Dans le sillage de la révolution que voulait apporter Jésus lui-même, Paul a voulu faire comprendre à ses contemporains que le respect de la Loi n’était pas un but en soi, mais qu’il fallait la considérer avec intelligence. Celle qui permet de savoir où sont la compassion et la justice de Dieu. « La lettre tue, mais l’esprit donne la vie », écrit-il dans sa deuxième lettre aux Corinthiens. Dès lors, frères, « c’est à la liberté que vous avez été appelés », dit-il aux Galates. Mais il s’aperçoit que cette liberté prêchée, et qui est aussi une libération, est mal comprise. Elle doit être au service du prochain et certains, notamment à Corinthe, en profitent pour confondre liberté et libertinage. Ou bien usent de cette liberté pour offenser inutilement certaines personnes.
Paul doit préciser sa pensée : « Tout est permis mais tout n’est pas utile. » Il prend souvent comme exemple la viande sacrifiée aux idoles. Il faut dire qu’à l’époque les boucheries n’existaient pratiquement pas et la seule viande accessible, en terre juive comme en terre païenne, était celle qui provenait des sacrifices. À proximité des temples s’étaient donc installés des restaurants qui proposaient cette viande de sorte que sa consommation revêtait forcément un aspect religieux. Aux environs de Jérusalem, les juifs n’avaient pas de problème pour aller consommer de temps en temps de la viande issue des sacrifices du Temple. Tandis que les juifs de la Diaspora et les chrétiens d’Asie mineure étaient placés devant un choix difficile : ou bien manger de la viande sacrifiée aux idoles païennes ou bien se passer pratiquement de viande.

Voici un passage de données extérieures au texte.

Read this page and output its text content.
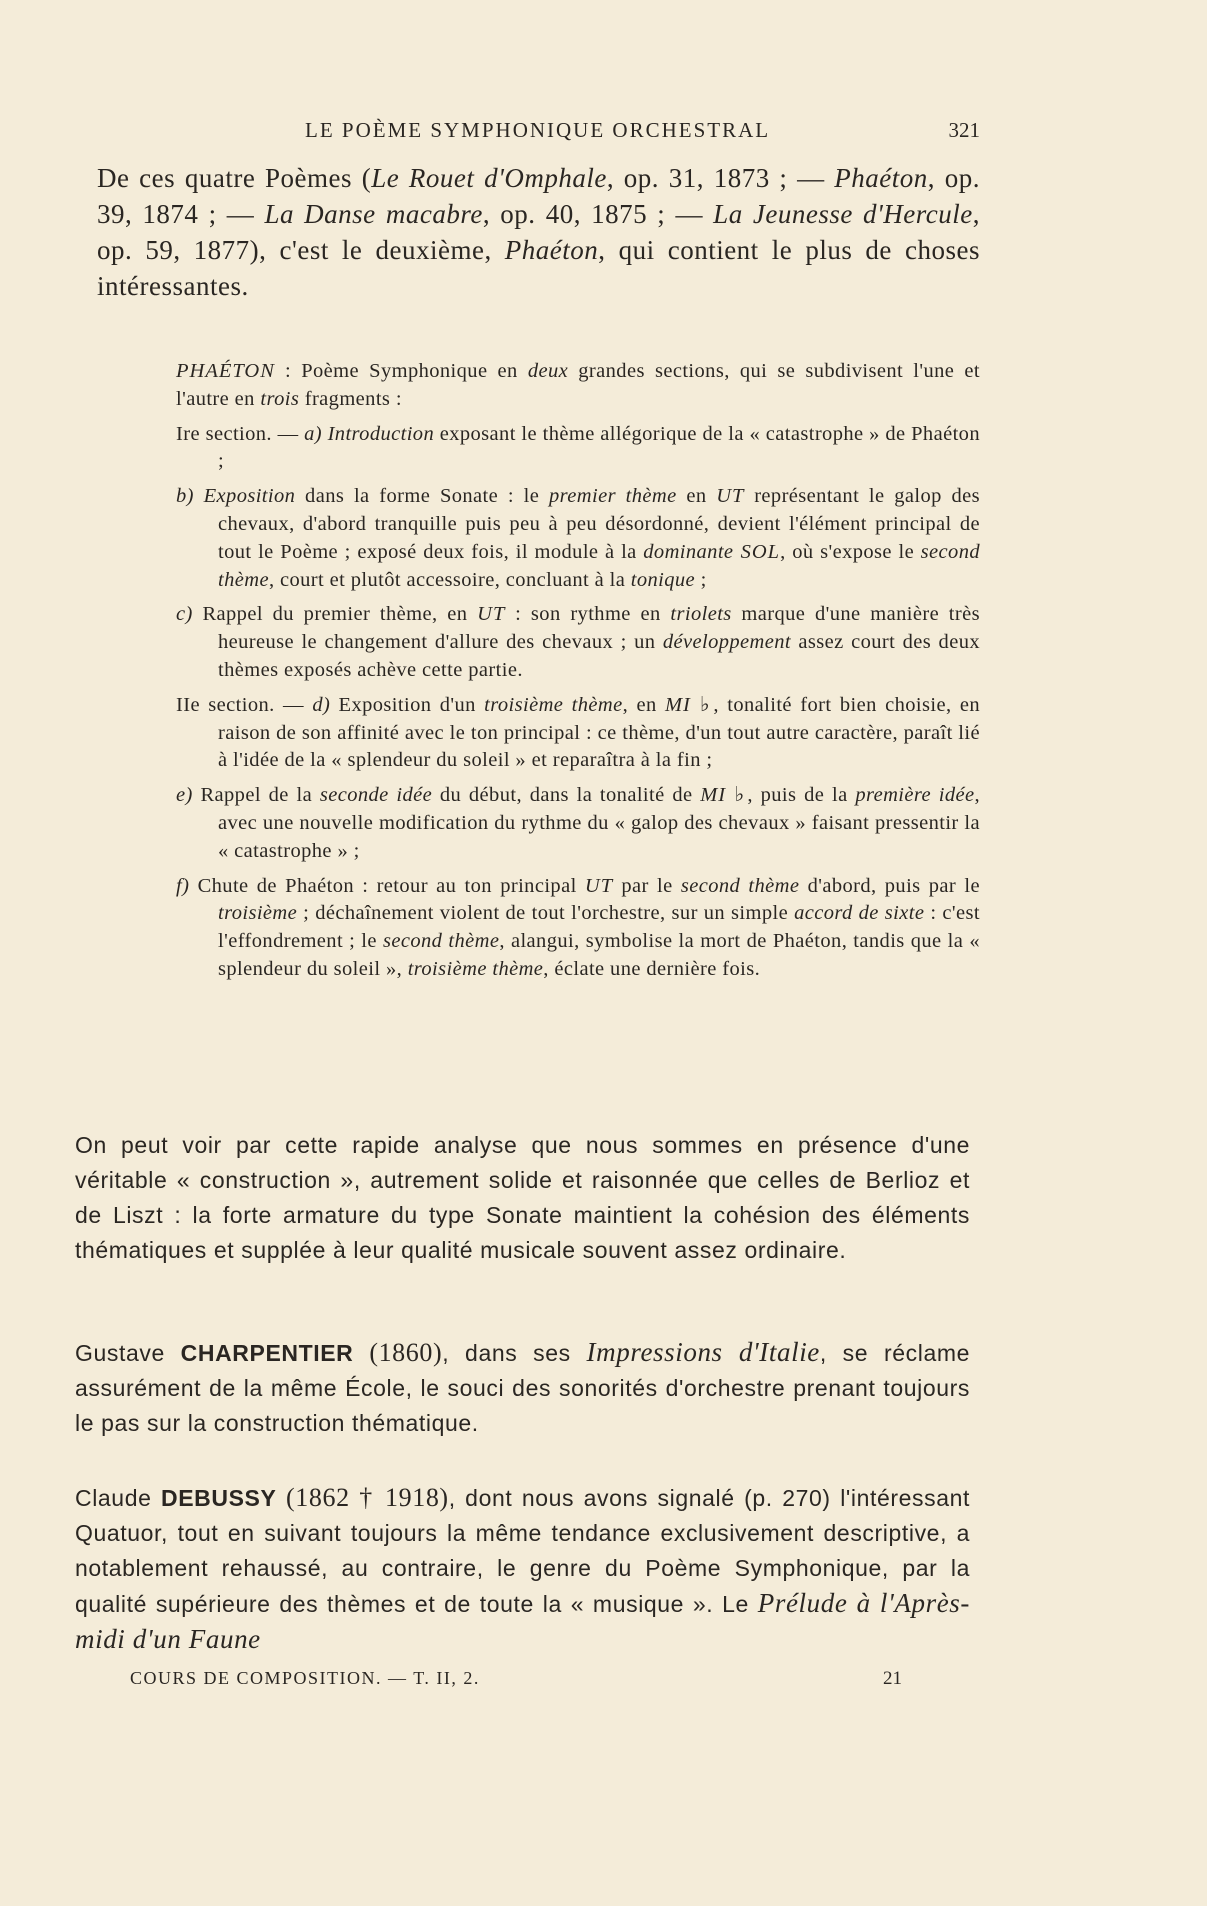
LE POÈME SYMPHONIQUE ORCHESTRAL	321
De ces quatre Poèmes (Le Rouet d'Omphale, op. 31, 1873 ; — Phaéton, op. 39, 1874 ; — La Danse macabre, op. 40, 1875 ; — La Jeunesse d'Hercule, op. 59, 1877), c'est le deuxième, Phaéton, qui contient le plus de choses intéressantes.

PHAÉTON : Poème Symphonique en deux grandes sections, qui se subdivisent l'une et l'autre en trois fragments :

Ire section. — a) Introduction exposant le thème allégorique de la « catastrophe » de Phaéton ;

b) Exposition dans la forme Sonate : le premier thème en UT représentant le galop des chevaux, d'abord tranquille puis peu à peu désordonné, devient l'élément principal de tout le Poème ; exposé deux fois, il module à la dominante SOL, où s'expose le second thème, court et plutôt accessoire, concluant à la tonique ;

c) Rappel du premier thème, en UT : son rythme en triolets marque d'une manière très heureuse le changement d'allure des chevaux ; un développement assez court des deux thèmes exposés achève cette partie.

IIe section. — d) Exposition d'un troisième thème, en MI ♭, tonalité fort bien choisie, en raison de son affinité avec le ton principal : ce thème, d'un tout autre caractère, paraît lié à l'idée de la « splendeur du soleil » et reparaîtra à la fin ;

e) Rappel de la seconde idée du début, dans la tonalité de MI ♭, puis de la première idée, avec une nouvelle modification du rythme du « galop des chevaux » faisant pressentir la « catastrophe » ;

f) Chute de Phaéton : retour au ton principal UT par le second thème d'abord, puis par le troisième ; déchaînement violent de tout l'orchestre, sur un simple accord de sixte : c'est l'effondrement ; le second thème, alangui, symbolise la mort de Phaéton, tandis que la « splendeur du soleil », troisième thème, éclate une dernière fois.

On peut voir par cette rapide analyse que nous sommes en présence d'une véritable « construction », autrement solide et raisonnée que celles de Berlioz et de Liszt : la forte armature du type Sonate maintient la cohésion des éléments thématiques et supplée à leur qualité musicale souvent assez ordinaire.
Gustave CHARPENTIER (1860), dans ses Impressions d'Italie, se réclame assurément de la même École, le souci des sonorités d'orchestre prenant toujours le pas sur la construction thématique.
Claude DEBUSSY (1862 † 1918), dont nous avons signalé (p. 270) l'intéressant Quatuor, tout en suivant toujours la même tendance exclusivement descriptive, a notablement rehaussé, au contraire, le genre du Poème Symphonique, par la qualité supérieure des thèmes et de toute la « musique ». Le Prélude à l'Après-midi d'un Faune
COURS DE COMPOSITION. — T. II, 2.	21
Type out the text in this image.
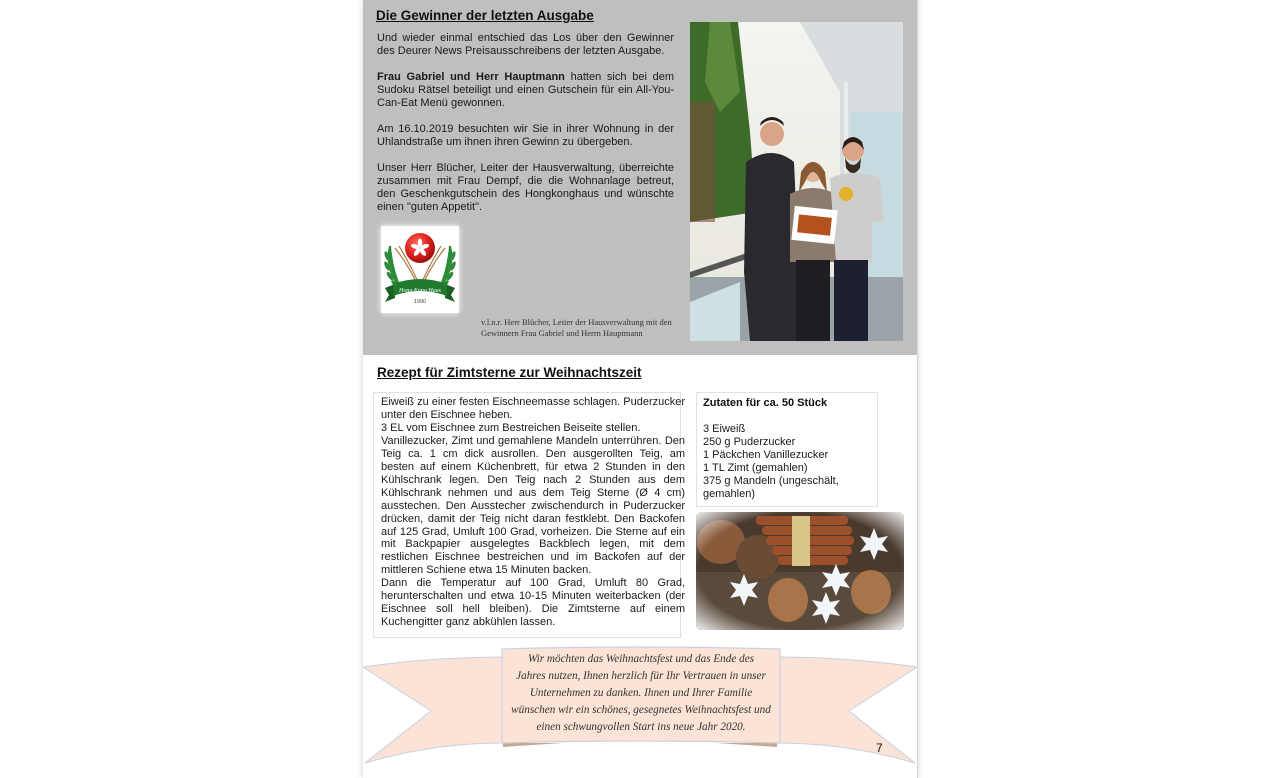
Die Gewinner der letzten Ausgabe
Und wieder einmal entschied das Los über den Gewinner des Deurer News Preisausschreibens der letzten Ausgabe.
Frau Gabriel und Herr Hauptmann hatten sich bei dem Sudoku Rätsel beteiligt und einen Gutschein für ein All-You-Can-Eat Menü gewonnen.
Am 16.10.2019 besuchten wir Sie in ihrer Wohnung in der Uhlandstraße um ihnen ihren Gewinn zu übergeben.
Unser Herr Blücher, Leiter der Hausverwaltung, überreichte zusammen mit Frau Dempf, die die Wohnanlage betreut, den Geschenkgutschein des Hongkonghaus und wünschte einen "guten Appetit".
Hong Kong Haus
1990
v.l.n.r. Herr Blücher, Leiter der Hausverwaltung mit den Gewinnern Frau Gabriel und Herrn Hauptmann
Rezept für Zimtsterne zur Weihnachtszeit
Eiweiß zu einer festen Eischneemasse schlagen. Puderzucker unter den Eischnee heben.
3 EL vom Eischnee zum Bestreichen Beiseite stellen.
Vanillezucker, Zimt und gemahlene Mandeln unterrühren. Den Teig ca. 1 cm dick ausrollen. Den ausgerollten Teig, am besten auf einem Küchenbrett, für etwa 2 Stunden in den Kühlschrank legen. Den Teig nach 2 Stunden aus dem Kühlschrank nehmen und aus dem Teig Sterne (Ø 4 cm) ausstechen. Den Ausstecher zwischendurch in Puderzucker drücken, damit der Teig nicht daran festklebt. Den Backofen auf 125 Grad, Umluft 100 Grad, vorheizen. Die Sterne auf ein mit Backpapier ausgelegtes Backblech legen, mit dem restlichen Eischnee bestreichen und im Backofen auf der mittleren Schiene etwa 15 Minuten backen.
Dann die Temperatur auf 100 Grad, Umluft 80 Grad, herunterschalten und etwa 10-15 Minuten weiterbacken (der Eischnee soll hell bleiben). Die Zimtsterne auf einem Kuchengitter ganz abkühlen lassen.
Zutaten für ca. 50 Stück
3 Eiweiß
250 g Puderzucker
1 Päckchen Vanillezucker
1 TL Zimt (gemahlen)
375 g Mandeln (ungeschält, gemahlen)
Wir möchten das Weihnachtsfest und das Ende des
Jahres nutzen, Ihnen herzlich für Ihr Vertrauen in unser
Unternehmen zu danken. Ihnen und Ihrer Familie
wünschen wir ein schönes, gesegnetes Weihnachtsfest und
einen schwungvollen Start ins neue Jahr 2020.
7
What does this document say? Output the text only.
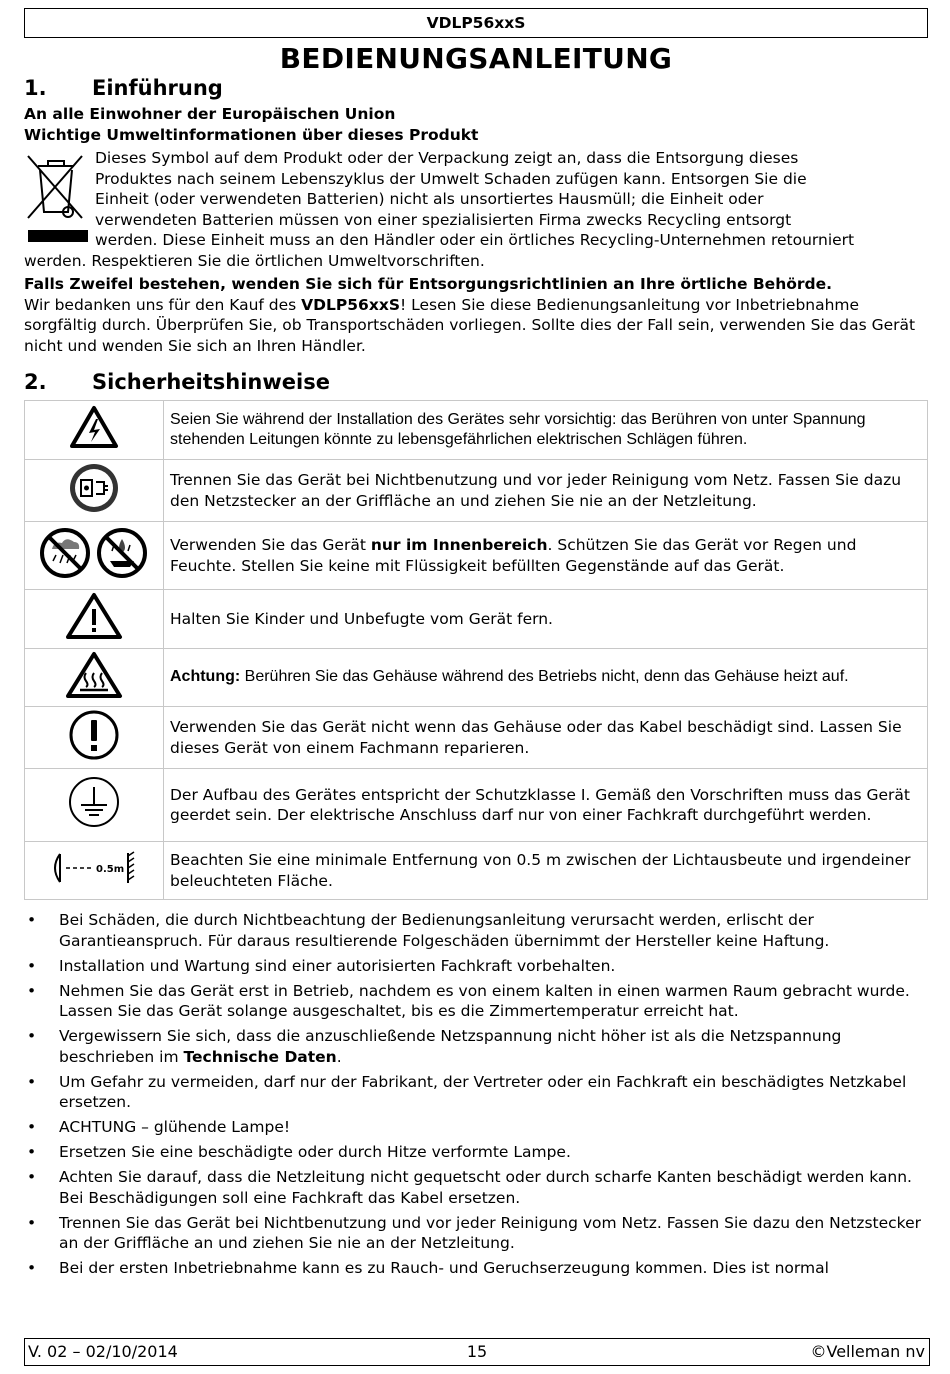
VDLP56xxS
BEDIENUNGSANLEITUNG
1. Einführung

An alle Einwohner der Europäischen Union

Wichtige Umweltinformationen über dieses Produkt

Dieses Symbol auf dem Produkt oder der Verpackung zeigt an, dass die Entsorgung dieses
Produktes nach seinem Lebenszyklus der Umwelt Schaden zufügen kann. Entsorgen Sie die
Einheit (oder verwendeten Batterien) nicht als unsortiertes Hausmüll; die Einheit oder
verwendeten Batterien müssen von einer spezialisierten Firma zwecks Recycling entsorgt
werden. Diese Einheit muss an den Händler oder ein örtliches Recycling-Unternehmen retourniert
werden. Respektieren Sie die örtlichen Umweltvorschriften.

Falls Zweifel bestehen, wenden Sie sich für Entsorgungsrichtlinien an Ihre örtliche Behörde.

Wir bedanken uns für den Kauf des VDLP56xxS! Lesen Sie diese Bedienungsanleitung vor Inbetriebnahme sorgfältig durch. Überprüfen Sie, ob Transportschäden vorliegen. Sollte dies der Fall sein, verwenden Sie das Gerät nicht und wenden Sie sich an Ihren Händler.

2. Sicherheitshinweise
	Seien Sie während der Installation des Gerätes sehr vorsichtig: das Berühren von unter Spannung stehenden Leitungen könnte zu lebensgefährlichen elektrischen Schlägen führen.
	Trennen Sie das Gerät bei Nichtbenutzung und vor jeder Reinigung vom Netz. Fassen Sie dazu den Netzstecker an der Griffläche an und ziehen Sie nie an der Netzleitung.
	Verwenden Sie das Gerät nur im Innenbereich. Schützen Sie das Gerät vor Regen und Feuchte. Stellen Sie keine mit Flüssigkeit befüllten Gegenstände auf das Gerät.
	Halten Sie Kinder und Unbefugte vom Gerät fern.
	Achtung: Berühren Sie das Gehäuse während des Betriebs nicht, denn das Gehäuse heizt auf.
	Verwenden Sie das Gerät nicht wenn das Gehäuse oder das Kabel beschädigt sind. Lassen Sie dieses Gerät von einem Fachmann reparieren.
	Der Aufbau des Gerätes entspricht der Schutzklasse I. Gemäß den Vorschriften muss das Gerät geerdet sein. Der elektrische Anschluss darf nur von einer Fachkraft durchgeführt werden.

0.5m	Beachten Sie eine minimale Entfernung von 0.5 m zwischen der Lichtausbeute und irgendeiner beleuchteten Fläche.
• Bei Schäden, die durch Nichtbeachtung der Bedienungsanleitung verursacht werden, erlischt der Garantieanspruch. Für daraus resultierende Folgeschäden übernimmt der Hersteller keine Haftung.
• Installation und Wartung sind einer autorisierten Fachkraft vorbehalten.
• Nehmen Sie das Gerät erst in Betrieb, nachdem es von einem kalten in einen warmen Raum gebracht wurde. Lassen Sie das Gerät solange ausgeschaltet, bis es die Zimmertemperatur erreicht hat.
• Vergewissern Sie sich, dass die anzuschließende Netzspannung nicht höher ist als die Netzspannung beschrieben im Technische Daten.
• Um Gefahr zu vermeiden, darf nur der Fabrikant, der Vertreter oder ein Fachkraft ein beschädigtes Netzkabel ersetzen.
• ACHTUNG – glühende Lampe!
• Ersetzen Sie eine beschädigte oder durch Hitze verformte Lampe.
• Achten Sie darauf, dass die Netzleitung nicht gequetscht oder durch scharfe Kanten beschädigt werden kann. Bei Beschädigungen soll eine Fachkraft das Kabel ersetzen.
• Trennen Sie das Gerät bei Nichtbenutzung und vor jeder Reinigung vom Netz. Fassen Sie dazu den Netzstecker an der Griffläche an und ziehen Sie nie an der Netzleitung.
• Bei der ersten Inbetriebnahme kann es zu Rauch- und Geruchserzeugung kommen. Dies ist normal
V. 02 – 02/10/2014	15	©Velleman nv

Certains judéo-chrétiens, restés puristes et observants, refusaient la viande issue des sacrifices païens, qu’ils considéraient comme idolâtre, et pouvaient se choquer que d’autres chrétiens la mangent. Au contraire, les pagano-chrétiens la mangeaient avec moins de scrupules, puisqu’ils venaient eux-mêmes du paganisme, et se moquaient de certains judéo-chrétiens qui n’en mangeaient pas, l’apôtre ayant bien dit que l’on pouvait manger de tout, que rien n’était impur en soi. C’est l’amour disait-il qui est le plein accomplissement de la Loi.
Il écrit aux Romains : « Que celui qui mange ne méprise pas celui qui ne mange pas. Et que celui qui ne mange pas ne juge pas celui qui mange, car Dieu l’a accueilli. » Autrement dit : Ne jugez pas ceux qui pensent différemment de vous, ceux qui, en raison de leur conviction, n’usent pas de la liberté de la même façon que vous. Paul emploie deux verbes, juger et mépriser, et sous-tend que, dans le jugement que nous portons sur l’autre, il y a une teinte de mépris.
Certes il n’y a plus de Loi. Certes nous sommes libres d’entreprendre, libres de manger, libres de nous exprimer. Mais l’amour que nous devons à notre prochain doit passer par un discernement : comment mon comportement sera-t-il reçu par l’autre ? Celui qui ne voit pas les choses comme moi, celui qui est choqué par la façon dont j’use de ma liberté. Le fondement du christianisme consiste à accorder plus d’importance à l’autre qu’à soi-même.
Plutôt que de juger les autres, parce qu’ils n’ont pas les mêmes réactions que nous, cherchons à ne pas les scandaliser. Marcher selon l’amour, c’est limiter volontairement sa liberté, dit l’apôtre aux Romains, pour ne pas choquer. Il s’agit évidemment de limiter sa propre liberté, et en aucun cas celle de l’autre.
Saint Paul, suivant les positions prises déjà par Jésus, a pris ses distances par rapport à la Loi. Mais dans le contexte juif qui est le sien, que reste-t-il de la religion si la Loi n’est plus la manière de comprendre ce que Dieu nous demande ? La Loi est remplacée par la considération de l’autre. Si, en ayant tel comportement, tu attristes ton frère, tu ne marches plus selon l’amour.
Il est vrai que parfois le choix est difficile car le même comportement peut attrister certains et réjouir d’autres. Il nous faut vraiment du discernement.